Nous apprécions toutes les deux les romans tournant autour de la Seconde Guerre mondiale. Celui-ci n’apporte pas forcément un point de vue nouveau sur le sujet : une mission de la Résistance qui risque de causer la perte de nombreuses vies, l’Occupation et le marché noir… Les premières pages ne m’avaient pas forcément laissé un bon sentiment, d’autant plus que je trouvais l’héroïne un brin énervante et à laquelle je n’arrivais pas à m’attacher. L’intrigue peinait à commencer et, puis, un déclic. Le tout devenait palpitant, plein de rebondissements et angoissant également. La réalité n’est pas toujours ce que l’on croit et mon sentiment sur l’héroïne a fini par changer également. Ce n’est pas un coup de coeur mais une belle découverte.

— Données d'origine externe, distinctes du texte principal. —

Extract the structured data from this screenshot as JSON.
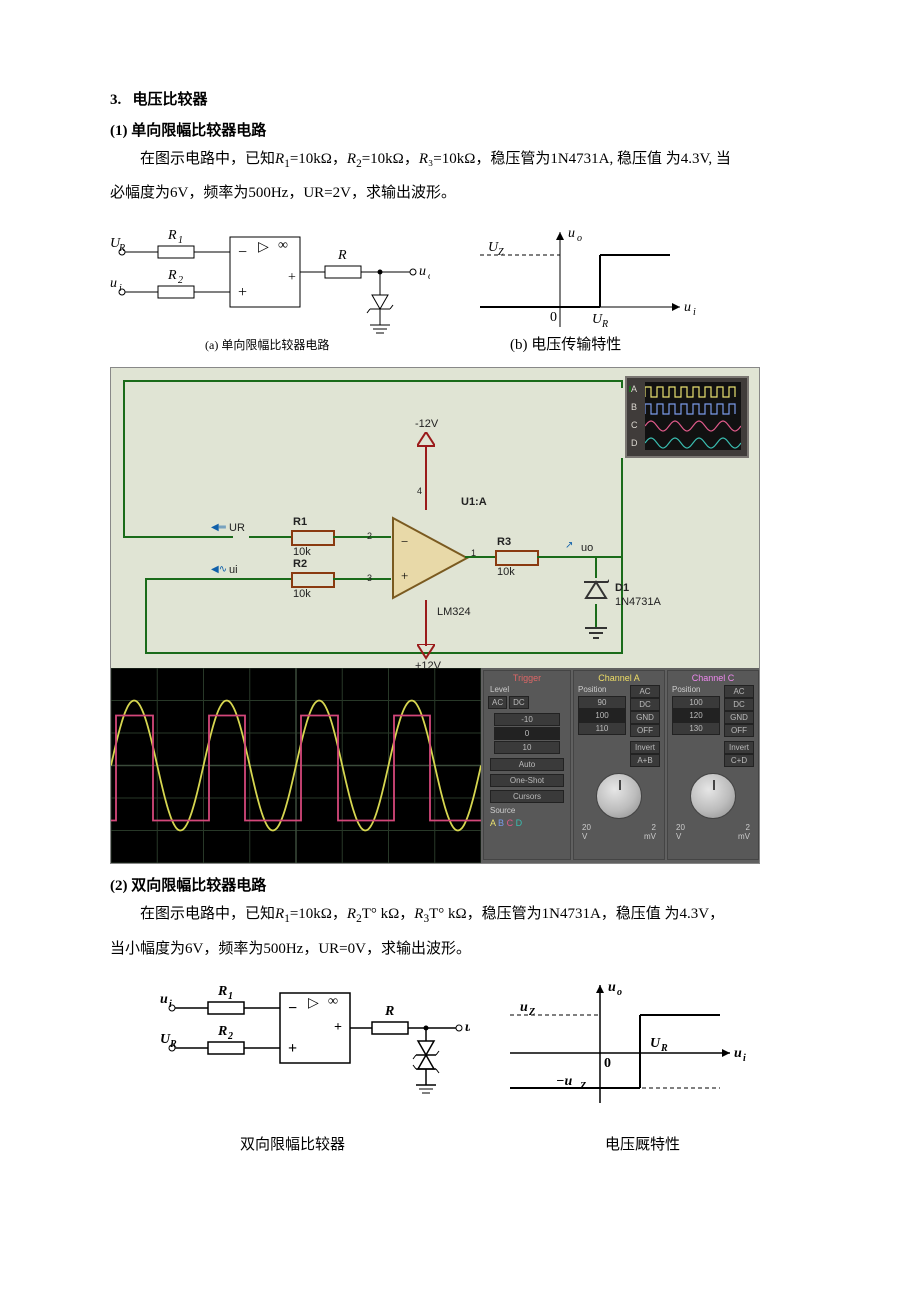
{
  "section": {
    "num": "3.",
    "title": "电压比较器",
    "sub1": {
      "num": "(1)",
      "title": "单向限幅比较器电路"
    },
    "sub2": {
      "num": "(2)",
      "title": "双向限幅比较器电路"
    }
  },
  "para1a": "在图示电路中，已知",
  "para1b": "=10kΩ，",
  "para1c": "=10kΩ，",
  "para1d": "₃=10kΩ，稳压管为1N4731A, 稳压值 为4.3V, 当",
  "para1e": "必幅度为6V，频率为500Hz，UR=2V，求输出波形。",
  "para2a": "在图示电路中，已知",
  "para2b": "=10kΩ，",
  "para2c": "T° kΩ，",
  "para2d": "T° kΩ，稳压管为1N4731A，稳压值 为4.3V，",
  "para2e": "当小幅度为6V，频率为500Hz，UR=0V，求输出波形。",
  "labels": {
    "R1": "R₁",
    "R2": "R₂",
    "R": "R",
    "R3": "R3",
    "UR": "U_R",
    "ui": "u_i",
    "uo": "u_o",
    "Uz": "U_Z",
    "uz": "u_Z",
    "mUz": "−u_Z",
    "capA": "(a) 单向限幅比较器电路",
    "capB": "(b)   电压传输特性",
    "capC": "双向限幅比较器",
    "capD": "电压厩特性",
    "U1A": "U1:A",
    "LM324": "LM324",
    "D1": "D1",
    "D1p": "1N4731A",
    "res10k": "10k",
    "n12": "-12V",
    "p12": "+12V",
    "UR2": "UR",
    "ui2": "ui",
    "uo2": "uo"
  },
  "scope": {
    "chans": [
      "A",
      "B",
      "C",
      "D"
    ],
    "colors": [
      "#e8e070",
      "#7a9ae8",
      "#e05a8a",
      "#3abdb0"
    ],
    "panels": [
      "Trigger",
      "Channel A",
      "Channel C"
    ],
    "trig": {
      "btns": [
        "AC",
        "DC"
      ],
      "lvls": [
        "-10",
        "0",
        "10"
      ],
      "modes": [
        "Auto",
        "One-Shot",
        "Cursors"
      ],
      "src": "Source"
    },
    "chA": {
      "btns": [
        "AC",
        "DC",
        "GND",
        "OFF",
        "Invert",
        "A+B"
      ],
      "pos": [
        "90",
        "100",
        "110"
      ]
    },
    "chC": {
      "btns": [
        "AC",
        "DC",
        "GND",
        "OFF",
        "Invert",
        "C+D"
      ],
      "pos": [
        "100",
        "120",
        "130"
      ]
    },
    "bot": [
      "V",
      "2",
      "20",
      "mV"
    ],
    "waves": {
      "sine_color": "#d6d650",
      "sq_color": "#d4477a",
      "grid": "#283828",
      "amp": 65,
      "periods": 4,
      "sq_hi": -50,
      "sq_lo": 55
    }
  },
  "mini": {
    "colors": [
      "#e8e070",
      "#7a9ae8",
      "#e05a8a",
      "#3abdb0"
    ]
  },
  "colors": {
    "bg": "#e0e4d4",
    "wire": "#1a6b1a",
    "wire_r": "#9a1a1a",
    "res": "#8a3a10"
  }
}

Décembre ~ The Sun and her flowers de Rupi Kaur

Ma recommandation pour le mois de Décembre fut le dernier recueil de poésie de Rupi Kaur… Il était présent sous le sapin. Je vous renvoie à mon article sur ce livre en suivant le lien.

Janvier ~ Au nom de ma mère d’Hanni Münzer

Un autre de ses conseils dont l’histoire tourne autour de la Seconde Guerre mondiale avec le destin de plusieurs générations de femmes fortes et courageuses, aux caractères bien trempées. Dès le premier chapitre, j’ai été emportée par le tourbillon de l’Histoire et par le drame qui se nouait devant mes yeux. L’intrigue était passionnante d’un bout à l’autre mais les cent dernières pages ont tout pulvérisé sur leur passage. L’auteur fait passer tellement d’émotions en si peu de pages : de la colère, de la haine, de l’amour, du courage… Je retiendrai de ma lecture le personnage de Deborah qui m’a littéralement époustouflée par sa force, son courage et tous les sacrifices qu’elle a consenti… Au nom de ma mère est un très bon roman historique que j’ai moi aussi envie de recommander à mon tour.